Every manifold is locally the inverse image of a regular value

Question

Suppose $M \subset \mathbb{R}^{m+d}$ is a manifold of dimension $m$. I need to prove that $M$ is locally $g^{-1}(0)$ where $g:U \subset M \rightarrow \mathbb{R}^p$ is a submersion. I am suppose to use the fact that every manifold is locally expressible as a graph but I can't seem to understand how. In $Guillemin-pollack$ is a similar problem, they call it the partial converse 2, and to prove it they just say it is a consequence of the local immersion theorem but I don't see why. I tried constructing such s function $g$ but I get stuck trying to prove it is indeed a submersion.

Answer 1

In my opinion, it is more intuitive to prove that a submanifold is locally given by equations from the definition stating that a $m$-submanifold is a subset of $\mathbb{R}^n$ modelled on $m$-plans :

Let $x\in M$, there exists $U\subseteq\mathbb{R}^{m+d}$ an open neighborhood of $x$, $V\subset\mathbb{R}^{m+d}$ an open neighborhood of $0$ and $\varphi\colon U\rightarrow V$ a $C^1$-diffeomorphism such that: $$\varphi(M\cap U)=(\mathbb{R}^m\times\{0\})\cap V.$$ Let $f:=(\varphi_{m+1},\cdots,\varphi_{m+d})\colon U\rightarrow\mathbb{R}^{d}$, since $\varphi$ is a $C^1$-diffeomorphism, the linear functionals $\mathrm{d}_p\varphi_i$ are linearly independant for all $p\in M$. This implies that $\mathrm{d}_pf:\mathbb{R}^{m+d}\rightarrow\mathbb{R}^d$ has full rank for all $p\in M$, namely $f$ is a submersion.

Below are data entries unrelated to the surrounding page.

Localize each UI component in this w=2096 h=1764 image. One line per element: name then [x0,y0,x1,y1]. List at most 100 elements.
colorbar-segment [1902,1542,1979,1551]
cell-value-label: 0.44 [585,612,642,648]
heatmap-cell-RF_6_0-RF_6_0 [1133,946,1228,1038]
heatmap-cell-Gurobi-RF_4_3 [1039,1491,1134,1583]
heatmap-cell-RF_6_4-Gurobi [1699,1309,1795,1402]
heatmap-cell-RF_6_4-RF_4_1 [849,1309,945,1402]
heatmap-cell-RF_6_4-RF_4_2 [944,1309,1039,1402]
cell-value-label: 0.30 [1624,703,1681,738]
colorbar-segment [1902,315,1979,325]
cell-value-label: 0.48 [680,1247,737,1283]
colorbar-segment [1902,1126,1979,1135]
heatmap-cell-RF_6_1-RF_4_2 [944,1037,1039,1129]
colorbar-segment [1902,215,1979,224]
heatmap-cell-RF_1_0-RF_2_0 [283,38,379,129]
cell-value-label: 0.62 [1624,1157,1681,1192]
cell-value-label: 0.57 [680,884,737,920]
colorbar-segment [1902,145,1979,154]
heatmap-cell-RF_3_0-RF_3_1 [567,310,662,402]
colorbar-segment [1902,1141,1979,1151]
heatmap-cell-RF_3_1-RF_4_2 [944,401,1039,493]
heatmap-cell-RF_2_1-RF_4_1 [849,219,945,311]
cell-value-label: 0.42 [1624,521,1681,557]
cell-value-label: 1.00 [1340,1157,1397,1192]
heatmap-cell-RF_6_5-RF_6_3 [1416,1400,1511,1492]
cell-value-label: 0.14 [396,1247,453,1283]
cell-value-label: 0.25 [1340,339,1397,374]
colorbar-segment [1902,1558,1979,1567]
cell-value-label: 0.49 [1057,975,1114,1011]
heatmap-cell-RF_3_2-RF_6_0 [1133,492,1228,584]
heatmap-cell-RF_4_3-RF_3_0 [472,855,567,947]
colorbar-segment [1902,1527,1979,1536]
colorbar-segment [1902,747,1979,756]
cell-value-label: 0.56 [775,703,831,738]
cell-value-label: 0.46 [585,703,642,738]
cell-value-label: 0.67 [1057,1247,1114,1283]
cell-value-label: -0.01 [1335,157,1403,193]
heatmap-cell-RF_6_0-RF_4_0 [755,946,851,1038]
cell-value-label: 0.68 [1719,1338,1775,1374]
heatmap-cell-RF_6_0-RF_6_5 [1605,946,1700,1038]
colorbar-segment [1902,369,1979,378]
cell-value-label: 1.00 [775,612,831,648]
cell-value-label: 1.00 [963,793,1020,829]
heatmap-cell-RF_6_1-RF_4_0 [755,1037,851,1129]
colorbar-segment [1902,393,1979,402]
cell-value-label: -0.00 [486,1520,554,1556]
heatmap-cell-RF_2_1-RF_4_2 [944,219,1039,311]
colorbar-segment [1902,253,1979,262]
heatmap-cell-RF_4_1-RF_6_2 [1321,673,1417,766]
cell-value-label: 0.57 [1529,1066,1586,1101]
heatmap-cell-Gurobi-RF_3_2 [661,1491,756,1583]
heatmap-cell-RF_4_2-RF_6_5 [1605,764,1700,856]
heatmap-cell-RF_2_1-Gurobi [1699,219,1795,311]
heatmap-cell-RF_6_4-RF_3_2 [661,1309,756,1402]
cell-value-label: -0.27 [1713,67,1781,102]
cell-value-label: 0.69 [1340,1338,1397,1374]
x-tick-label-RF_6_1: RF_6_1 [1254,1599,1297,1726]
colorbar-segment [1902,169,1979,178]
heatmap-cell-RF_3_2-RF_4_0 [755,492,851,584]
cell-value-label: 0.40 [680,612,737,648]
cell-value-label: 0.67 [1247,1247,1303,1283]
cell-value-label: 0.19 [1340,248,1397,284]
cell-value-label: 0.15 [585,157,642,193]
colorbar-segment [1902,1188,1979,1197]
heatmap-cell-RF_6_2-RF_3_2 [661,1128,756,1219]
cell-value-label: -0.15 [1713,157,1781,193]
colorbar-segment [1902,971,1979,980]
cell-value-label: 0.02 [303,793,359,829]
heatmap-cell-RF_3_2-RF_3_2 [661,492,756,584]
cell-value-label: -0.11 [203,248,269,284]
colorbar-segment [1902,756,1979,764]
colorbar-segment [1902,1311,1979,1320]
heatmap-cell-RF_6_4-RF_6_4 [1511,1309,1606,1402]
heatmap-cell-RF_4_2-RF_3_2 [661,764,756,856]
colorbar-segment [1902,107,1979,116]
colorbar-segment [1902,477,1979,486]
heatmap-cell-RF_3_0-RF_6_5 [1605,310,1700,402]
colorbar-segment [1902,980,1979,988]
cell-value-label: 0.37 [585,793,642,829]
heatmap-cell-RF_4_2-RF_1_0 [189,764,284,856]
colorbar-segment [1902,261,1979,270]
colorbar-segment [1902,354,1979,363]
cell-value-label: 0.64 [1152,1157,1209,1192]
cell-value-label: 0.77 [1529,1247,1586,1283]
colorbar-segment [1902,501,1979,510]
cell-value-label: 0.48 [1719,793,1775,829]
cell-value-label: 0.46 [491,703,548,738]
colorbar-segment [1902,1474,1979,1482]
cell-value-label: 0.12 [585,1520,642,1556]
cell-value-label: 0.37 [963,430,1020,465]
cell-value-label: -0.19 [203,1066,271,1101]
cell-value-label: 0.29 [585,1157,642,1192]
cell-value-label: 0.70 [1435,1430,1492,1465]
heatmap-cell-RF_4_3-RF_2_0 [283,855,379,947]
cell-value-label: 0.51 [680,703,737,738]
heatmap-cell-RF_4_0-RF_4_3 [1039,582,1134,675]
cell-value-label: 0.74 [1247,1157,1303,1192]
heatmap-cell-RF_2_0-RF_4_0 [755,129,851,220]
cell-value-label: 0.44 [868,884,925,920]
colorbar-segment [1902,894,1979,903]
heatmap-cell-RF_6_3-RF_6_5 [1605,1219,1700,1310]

Furthermore, by construction, one has: $$M\cap U=f^{-1}(\{0\}).$$

Nevertheless, if you want to proceed from the definition stating that a submanifold is locally given by parametrizations, here is the proof:

Let $x\in M$, there exists $U\subseteq\mathbb{R}^m$ an open neighborhood of $x$, $V\subseteq\mathbb{R}^d$ an open neighboorhood of $0$ and $h\colon U\rightarrow V$ a $\mathcal{C}^1$-map such that: $$M\cap(U\times V)=\{(x,h(x));x\in U\}.$$ Let $f\colon U\times V\rightarrow\mathbb{R}^d,(x,y)\mapsto y-h(x)$, one has: $$M\cap (U\times V)=f^{-1}(\{0\}).$$ Let us write $f$ in the following explicit form: $$f(x_1,\cdots,x_{m+d})=(x_{m+1}-h_1(x_1,\cdots,x_m),\cdots,x_{m+d}-h_d(x_1,\cdots,x_m)).$$ It is now clear, that for all $p=(p_1,p_2)\in(\mathbb{R}^m\times\mathbb{R}^d)\cap M$, one has: $$\textrm{Jac}_p(f)=(-\textrm{Jac}_{p_1}(h)\vert I_d).$$ Therefore, $\textrm{Jac}_p(f)$ has at least rank $d$ and $f$ is a submersion.